La moyenne tension (MT) alimente la grande majorité des PME et unités industrielles raccordées en 5,5 / 22 / 60 kV (selon les régions). La haute tension (HT) à 60 kV concerne les grandes usines et zones industrielles, tandis que la très haute tension (THT) à 150 ou 225 kV est réservée aux très grands consommateurs (cimenteries, sidérurgie, mines). Plus la tension de raccordement est élevée, plus le kWh est bon marché — mais l'investissement de raccordement et la prime fixe sont aussi plus élevés.
Le critère de choix est la durée annuelle d'utilisation de la puissance souscrite. Au-delà de 6 000 heures par an (industrie en 3×8), l'option TLU minimise le prix du kWh malgré une prime fixe élevée. Entre 3 500 et 6 000 heures, l'option MU est généralement la mieux placée. Pour une activité saisonnière ou en arrêt fréquent (moins de 1 000 heures), le tarif TCU évite de payer une prime fixe disproportionnée.

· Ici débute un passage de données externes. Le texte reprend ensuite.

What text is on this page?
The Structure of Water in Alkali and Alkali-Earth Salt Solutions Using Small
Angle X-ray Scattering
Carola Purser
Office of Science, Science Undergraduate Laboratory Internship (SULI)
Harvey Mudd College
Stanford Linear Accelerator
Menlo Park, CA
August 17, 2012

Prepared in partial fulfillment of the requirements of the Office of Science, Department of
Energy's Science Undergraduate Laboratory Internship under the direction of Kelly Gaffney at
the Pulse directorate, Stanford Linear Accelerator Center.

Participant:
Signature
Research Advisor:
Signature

Le marché de fourniture d'électricité au Maroc reste essentiellement monopolistique à l'aval : l'ONEE et les régies de distribution (Lydec, Redal, Radeema, Amendis…) servent les clients finaux. En revanche, depuis la loi 13-09 et la loi 82-21 sur l'autoproduction (2023), une industrie peut autoproduire de l'électricité renouvelable sur site, ou s'associer avec un producteur privé qui injecte sur le réseau MT/HT/THT pour son compte. Le surplus peut être revendu au gestionnaire de réseau dans la limite de 20 %.

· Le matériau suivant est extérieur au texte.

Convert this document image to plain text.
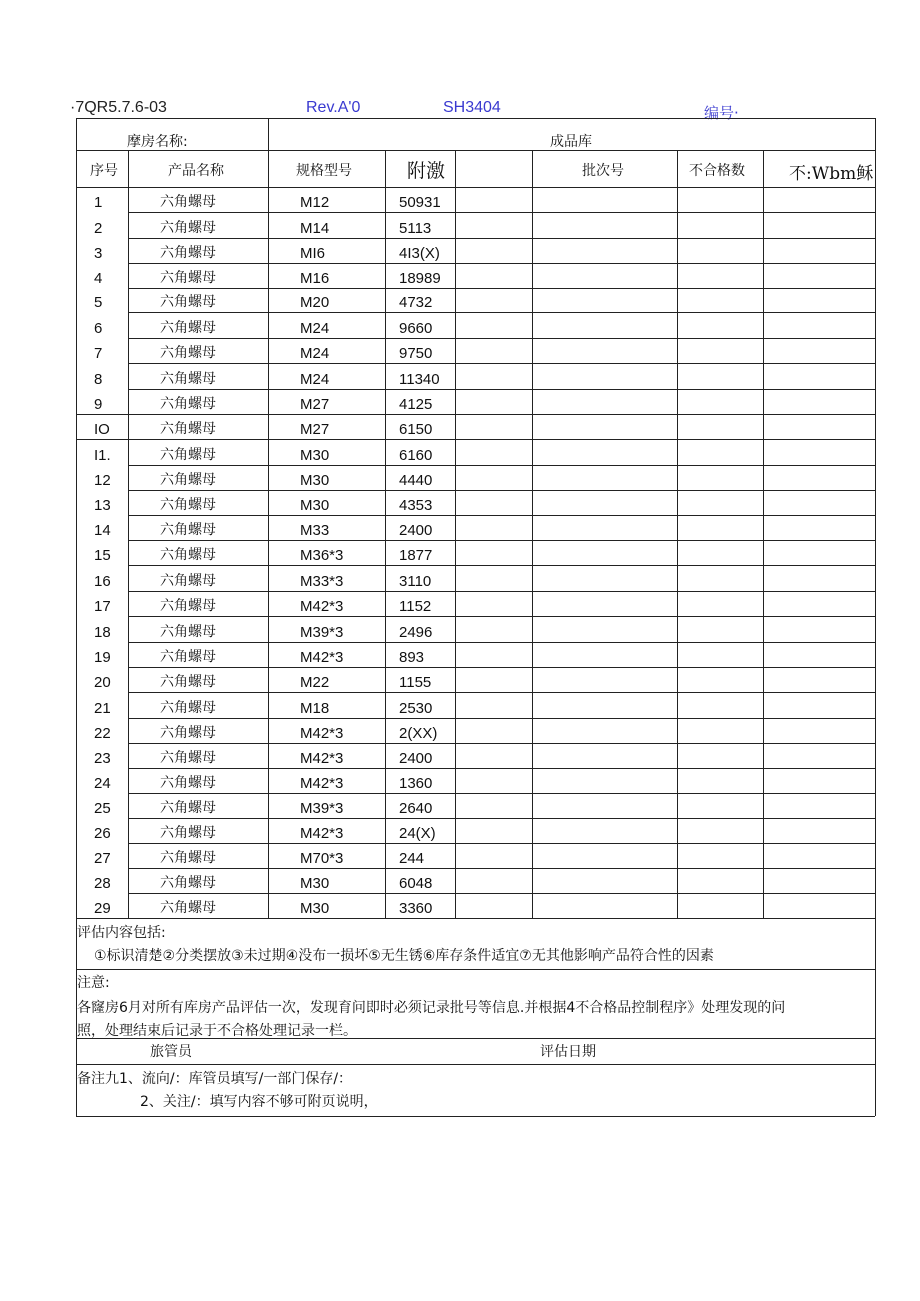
·7QR5.7.6-03	Rev.A'0	SH3404	编号·
摩房名称:	成品库
序号	产品名称	规格型号	附激	批次号	不合格数	不:Wbm稣
1	六角螺母	M12	50931
2	六角螺母	M14	5113
3	六角螺母	MI6	4I3(X)
4	六角螺母	M16	18989
5	六角螺母	M20	4732
6	六角螺母	M24	9660
7	六角螺母	M24	9750
8	六角螺母	M24	11340
9	六角螺母	M27	4125
IO	六角螺母	M27	6150
I1.	六角螺母	M30	6160
12	六角螺母	M30	4440
13	六角螺母	M30	4353
14	六角螺母	M33	2400
15	六角螺母	M36*3	1877
16	六角螺母	M33*3	3110
17	六角螺母	M42*3	1152
18	六角螺母	M39*3	2496
19	六角螺母	M42*3	893
20	六角螺母	M22	1155
21	六角螺母	M18	2530
22	六角螺母	M42*3	2(XX)
23	六角螺母	M42*3	2400
24	六角螺母	M42*3	1360
25	六角螺母	M39*3	2640
26	六角螺母	M42*3	24(X)
27	六角螺母	M70*3	244
28	六角螺母	M30	6048
29	六角螺母	M30	3360
评估内容包括:
①标识清楚②分类摆放③未过期④没布一损坏⑤无生锈⑥库存条件适宜⑦无其他影响产品符合性的因素
注意:
各窿房6月对所有库房产品评估一次，发现育问即时必须记录批号等信息.并根据4不合格品控制程序》处理发现的问
照，处理结束后记录于不合格处理记录一栏。
旅管员	评估日期
备注九1、流向/：库管员填写/一部门保存/：
2、关注/：填写内容不够可附页说明，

L'ANRE a lancé en décembre 2025 une refonte complète de la grille tarifaire — la précédente datait de 2015. La réforme, attendue pour mars 2027, doit refléter les coûts réels du système et couvrir les TURT, TURD, TSS, TEX et CSD. Les analystes anticipent une hausse des tarifs car le coût moyen de production (≈ 1,21 DH/kWh en 2022) dépasse durablement le prix moyen de vente (≈ 0,94 DH/kWh), créant un déficit structurel à l'ONEE.

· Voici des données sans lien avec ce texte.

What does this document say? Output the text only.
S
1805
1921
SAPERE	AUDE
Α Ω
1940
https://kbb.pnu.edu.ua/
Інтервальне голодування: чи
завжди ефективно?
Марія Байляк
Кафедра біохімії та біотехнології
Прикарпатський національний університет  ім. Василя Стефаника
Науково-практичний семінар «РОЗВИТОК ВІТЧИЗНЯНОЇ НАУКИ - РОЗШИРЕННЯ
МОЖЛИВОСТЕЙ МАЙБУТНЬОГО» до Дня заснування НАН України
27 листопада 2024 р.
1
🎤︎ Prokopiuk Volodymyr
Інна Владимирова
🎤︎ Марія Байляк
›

Depuis le 14 avril 2025, l'ONEE permet à ses clients moyenne tension de s'approvisionner en électricité d'origine renouvelable via un mécanisme de garanties d'origine. Concrètement, l'industriel achète son énergie à l'ONEE et reçoit un certificat attestant qu'un volume équivalent (en MWh) a été produit en solaire, éolien ou hydraulique. Près de 60 GWh ont déjà été livrés à Tanger Med Utilities, Saint-Gobain et Managem.
Pour aller plus loin
En résumé, le prix de l'électricité industrielle au Maroc s'étage entre 0,6077 DH/kWh en très haute tension TLU (heures creuses) et 2,0999 DH/kWh en haute tension TCU (heures de pointe), avec une fourchette dominante autour de 0,90-1,00 DH/kWh moyenne pondérée pour la majorité des sites MT. Trois actions concrètes à mener dans les prochaines semaines :
- Analyser votre courbe de charge horaire des 12 derniers mois pour vérifier si l'option tarifaire actuelle (TLU, MU, CU, TCU) est bien calibrée — un audit chez votre agence ONEE locale coûte zéro et peut réorienter la souscription.
- Évaluer un projet de solaire photovoltaïque en autoconsommation au titre de la loi 82-21, ou demander à l'ONEE un devis de garanties d'origine pour verdir votre scope 2 sans investissement matériel.
- Anticiper la réforme tarifaire de mars 2027 en sécurisant des PPA renouvelables ou des engagements long terme avant la révision de la grille moyenne tension.